Também na sexta-feira eu não
liguei o celular. Fiquei imaginando o que Nando poderia estar pensando. Estaria
preocupado achando que eu morri? Ou que eu estaria fugindo dele... Ele também
poderia estar procurando consolo nos braços de Raquel, já que a nova namorada
estava ausente, em lugar incerto e não sabido. Felizmente, quando meu pai
voltou para casa, ele se tornou o centro das atenções e mamãe e Rafa não
perguntaram nada sobre meu namoro. E eu fiquei doente. Passei com enxaqueca e
enjoada, atirada no sofá. Não as ajudei nos cuidados com papai. Não comi, não
bebi, sentia-me fraca. Papai se recusou a ficar na cama, ficando ao meu lado,
na sala. As visitas iam e vinham e me encontravam pálida, inerte. Todos
pensavam que eu estava abalada pelo acidente. Deixei o celular dentro do
guarda-roupa, bem distante de mim. Para não fugir do habitual, menti que o
tinha perdido quando lá pelas tantas a Rafa perguntou se o Nando havia ligado.
Então meu pai resolveu comentar:
− Achei que hoje eu conheceria
este seu namorado secreto.
Fiquei mais pálida do que já
estava.
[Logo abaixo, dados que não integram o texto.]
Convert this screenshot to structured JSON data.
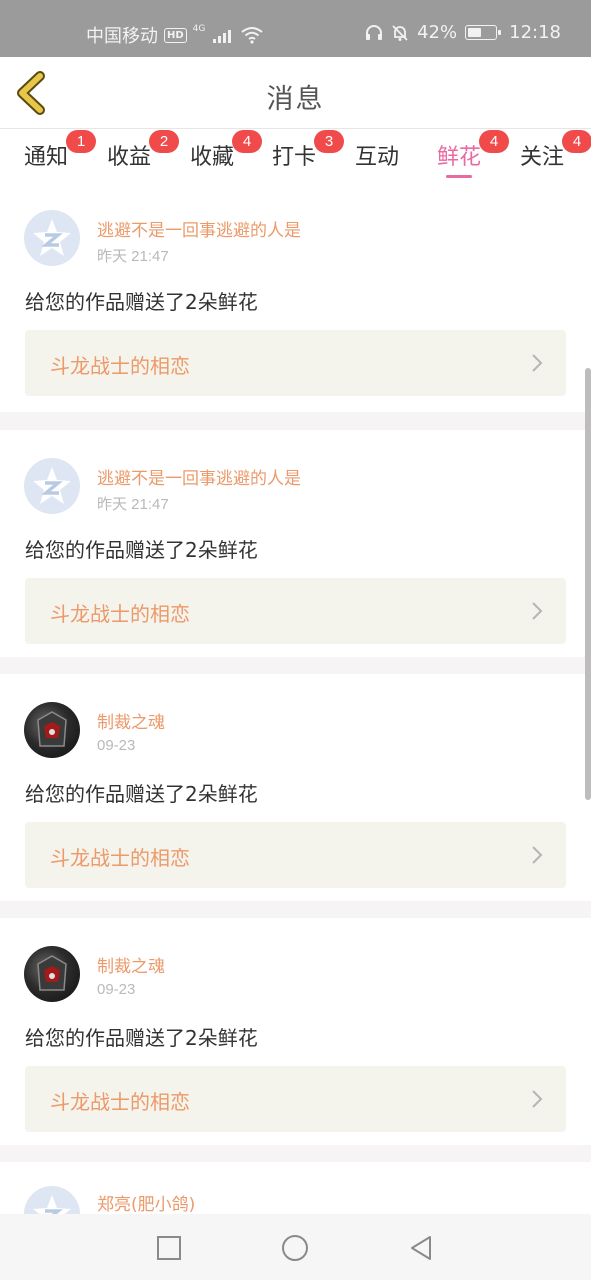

Respondi tensa:
− Ele está viajando, pai. E o
Nando é uma pessoa muito ocupada.
Meu pai me olhou como se não
acreditasse naquela minha desculpa esfarrapada.
− Quer dizer que se eu tivesse
morrido, ele não teria vindo ao meu enterro por estar a serviço?
− Pai, por favor… - pedi,
revirando os olhos irritada – Não comece a me provocar.
Aparecendo da cozinha com um
prato de sopa, mamãe disse:
− Também pensei que conheceria
meu genro misterioso.
− Ele não tem nada, absolutamente
nada de misterioso. É um cara comum. O que é isto? – perguntei quando minha mãe
colocou o prato de sopa na minha frente.
− Coma. Você está muito magra e
não pode ficar doente agora que arranjou um emprego novo.
Sorvi algumas colheradas daquela
sopa deliciosa, ainda escutando comentários sobre meu namoro.
− Da próxima vez que você vier
aqui traga seu namorado, Paulinha. Ou ele é tão bem sucedido que não quer
conhecer sua família pobre?
− Ele já manifestou vontade de
vir conhecer vocês – respondi emburrada – Só que o momento ainda não aconteceu.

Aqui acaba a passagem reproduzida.